There may be no team that elicits more emotion from European fans than G2 eSports. From their “vacation” before MSI, to their embarrassing Worlds performance, G2 has failed to deliver Europe the glory their two consecutive EU LCS Championships have suggested. As an underwhelming Intel Extreme Masters approaches, G2 has yet to lose a series in Europe in over a year, yet many European fans have little faith in G2 to bring home a title after a year of disappointment.
All great journeys begin with a single step, a push or a moment that begins to turn the wheels of the epic. For G2 eSports, that romantic moment could easily have been a play at the 2013 IEM Katowice Masters that forever altered the destiny of Carlos “Ocelote” Rodríguez Santiago.
Less than a year later, Ocelote would announce his departure from SK Gaming, a move he claimed was “just motivational” and a decision that he had made months prior to actually leaving the team. Soon after Ocelote would form his own team, G2 eSports. Starting from the bottom of the EU Challenger Scene, Ocelote would form a team around himself that he handpicked, funded, and housed.
After struggling in their first year Ocelote made the difficult decision to completely revamp the roster and retire from competitive play. After toiling for almost two years in the Challenger Scene, G2 broke through to the EU LCS, defeating Ocelote’s former team SK Gaming 3-2 to earn a coveted spot in Europe’s top level of competition.
G2 exploded on to the EU LCS Scene, going 15-3 in their first split and capturing the EU LCS 2016 Spring Split Championship. Quickly becoming fan favourites as rising stars in Europe, their EU LCS Championship qualified them for the Mid-Season Invitational as Europe’s representative. Many analysts had G2 projected for a second or third place finish at MSI, a tournament that had gained international importance as the top 4 teams’ regions would automatically be granted the top pool positions for the World Championship Group Stage.
In short, it all fell apart for G2. An abysmal showing at MSI saw G2 finish in fifth place, costing Europe their top seed at Worlds and crippling their international reputation. The “G2-8” meme was born and the sting was worsened after being swept by North America’s Counter Logic Gaming.
The same traits that had drawn many fans to G2 only intensified with the fall of their public image after MSI. The swagger and bad boy persona was now perceived as irritable cockiness and over-confidence, and excuse of the team treating the tournament as a “vacation” infuriated fans who felt G2 had been unprepared for a tournament with lasting consequences for Europe’s perception and chances to advance at the World Championships.
Undeterred, G2 eSports strengthened their roster and their resolve. Adding Europe’s best bot lane duo in Jesper “Zven” Svenningsen and Alfonso “Mithy” Aguirre Rodriguez, the reigning champions would surely not disappoint a second time. They completed the Summer Split without losing a single series and rolled once again to an EU LCS Championship.
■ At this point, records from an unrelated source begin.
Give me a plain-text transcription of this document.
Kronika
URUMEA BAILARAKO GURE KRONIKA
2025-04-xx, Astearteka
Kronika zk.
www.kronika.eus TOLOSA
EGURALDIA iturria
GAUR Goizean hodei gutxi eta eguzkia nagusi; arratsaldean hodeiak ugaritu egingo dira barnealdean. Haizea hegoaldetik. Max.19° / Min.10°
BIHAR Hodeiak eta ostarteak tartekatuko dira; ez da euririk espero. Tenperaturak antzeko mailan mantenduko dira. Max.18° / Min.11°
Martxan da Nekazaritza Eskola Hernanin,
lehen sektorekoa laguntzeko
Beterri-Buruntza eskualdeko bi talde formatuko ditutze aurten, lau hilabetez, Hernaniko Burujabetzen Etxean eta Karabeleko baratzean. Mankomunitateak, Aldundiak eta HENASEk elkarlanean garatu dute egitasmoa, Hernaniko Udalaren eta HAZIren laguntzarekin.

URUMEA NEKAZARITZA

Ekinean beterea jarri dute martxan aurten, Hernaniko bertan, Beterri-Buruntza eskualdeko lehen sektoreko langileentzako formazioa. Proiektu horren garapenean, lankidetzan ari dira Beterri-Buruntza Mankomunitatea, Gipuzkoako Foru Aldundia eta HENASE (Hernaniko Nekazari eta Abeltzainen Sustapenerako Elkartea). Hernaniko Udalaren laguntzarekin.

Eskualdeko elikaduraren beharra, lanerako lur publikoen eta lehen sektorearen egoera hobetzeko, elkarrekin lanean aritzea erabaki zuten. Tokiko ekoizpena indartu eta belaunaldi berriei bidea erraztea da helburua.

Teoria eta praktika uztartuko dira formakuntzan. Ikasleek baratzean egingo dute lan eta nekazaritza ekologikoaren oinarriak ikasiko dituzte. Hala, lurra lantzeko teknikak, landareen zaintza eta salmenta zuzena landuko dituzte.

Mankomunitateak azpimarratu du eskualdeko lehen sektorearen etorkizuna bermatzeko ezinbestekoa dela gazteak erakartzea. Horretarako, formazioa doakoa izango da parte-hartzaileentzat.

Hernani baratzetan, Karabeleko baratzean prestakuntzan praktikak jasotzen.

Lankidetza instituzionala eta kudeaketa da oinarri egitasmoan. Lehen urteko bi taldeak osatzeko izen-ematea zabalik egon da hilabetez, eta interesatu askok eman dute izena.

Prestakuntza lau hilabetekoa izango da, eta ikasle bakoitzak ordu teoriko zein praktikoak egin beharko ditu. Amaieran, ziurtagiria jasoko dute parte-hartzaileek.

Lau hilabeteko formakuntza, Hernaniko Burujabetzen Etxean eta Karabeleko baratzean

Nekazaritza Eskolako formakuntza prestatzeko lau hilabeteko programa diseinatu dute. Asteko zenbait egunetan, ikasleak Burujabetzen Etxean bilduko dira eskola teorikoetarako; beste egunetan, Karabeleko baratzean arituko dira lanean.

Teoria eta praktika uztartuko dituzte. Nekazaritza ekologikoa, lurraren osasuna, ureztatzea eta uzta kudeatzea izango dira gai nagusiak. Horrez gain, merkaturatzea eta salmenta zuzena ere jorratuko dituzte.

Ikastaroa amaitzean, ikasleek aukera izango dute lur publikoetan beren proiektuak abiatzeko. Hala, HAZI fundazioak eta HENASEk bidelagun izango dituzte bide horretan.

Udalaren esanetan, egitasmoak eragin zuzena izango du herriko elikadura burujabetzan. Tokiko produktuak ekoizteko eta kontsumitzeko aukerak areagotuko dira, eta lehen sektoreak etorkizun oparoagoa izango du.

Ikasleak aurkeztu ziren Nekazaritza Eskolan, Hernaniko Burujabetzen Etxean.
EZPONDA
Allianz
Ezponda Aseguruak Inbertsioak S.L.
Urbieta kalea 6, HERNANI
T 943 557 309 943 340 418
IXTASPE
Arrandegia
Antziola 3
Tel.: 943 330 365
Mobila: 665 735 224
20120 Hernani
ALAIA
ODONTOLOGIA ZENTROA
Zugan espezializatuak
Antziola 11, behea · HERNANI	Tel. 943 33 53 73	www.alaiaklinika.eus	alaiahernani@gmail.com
Fortuitously, G2’s failures at MSI were not punished in their group draw for the 2016 World Championships. Although they were placed with South Korea’s ROX Tigers, they were also grouped with one of the two wildcard qualifiers, Albus NoX Luna and Counter Logic Gaming, coming off of a fourth-place finish in the NA LCS and who had only qualified off the points earned from their success in the prior split. The relative weakness of the group led many to call it a group with ROX, G2, and two wildcards; a spot in the Quarter-finals seemed almost assured.
Once again, it all fell apart for G2. The opening match against CLG showcased a dominant performance by the NA squad, gaining an early lead and easily dismantling the EU Champions. From that point it would only get worse for G2, finishing last in the group and tied for the worst record in the tournament with a 1-5 finish. The pride of Europe had imploded on the international stage… again.
It has now been over a year since G2 has lost a series in Europe, but for many fans, the damage to their reputation may be too significant to overcome. As the face of the EU LCS, G2 carried the hopes of an entire region with them, an honour many fans felt they disrespected at MSI and failed once again to deliver upon at Worlds. Still, heading into the IEM World Championship in Katowice G2 likely stands as Europe’s best chance for international success once again.
Winning IEM will not do much to restore G2’s reputation, but that is not through their own fault. A victory over a weak tournament pool that has seen the two best teams outside of Europe (Cloud9 and EDG) pull out of the tournament in the past few weeks would only solidify G2’s place as the best team in Europe.
It may provide the gravitas the team seek, but an IEM victory will serve as a step in the right direction towards restoring the faith of Europe in G2. If they win, fans will grudgingly have to once again place their faith in G2 to win the EU LCS and find redemption at 2017’s MSI.
The Katowice Intel Extreme Masters is G2 eSports’s tournament to win, one they can not afford to lose if they want to salvage what is left of their international reputation. Even if they are unable to capture the title, the failure of any of the three European teams to win would be another embarrassment for an already besieged European reputation. IEM is the next step in G2’s journey back into the light, one they must take forward.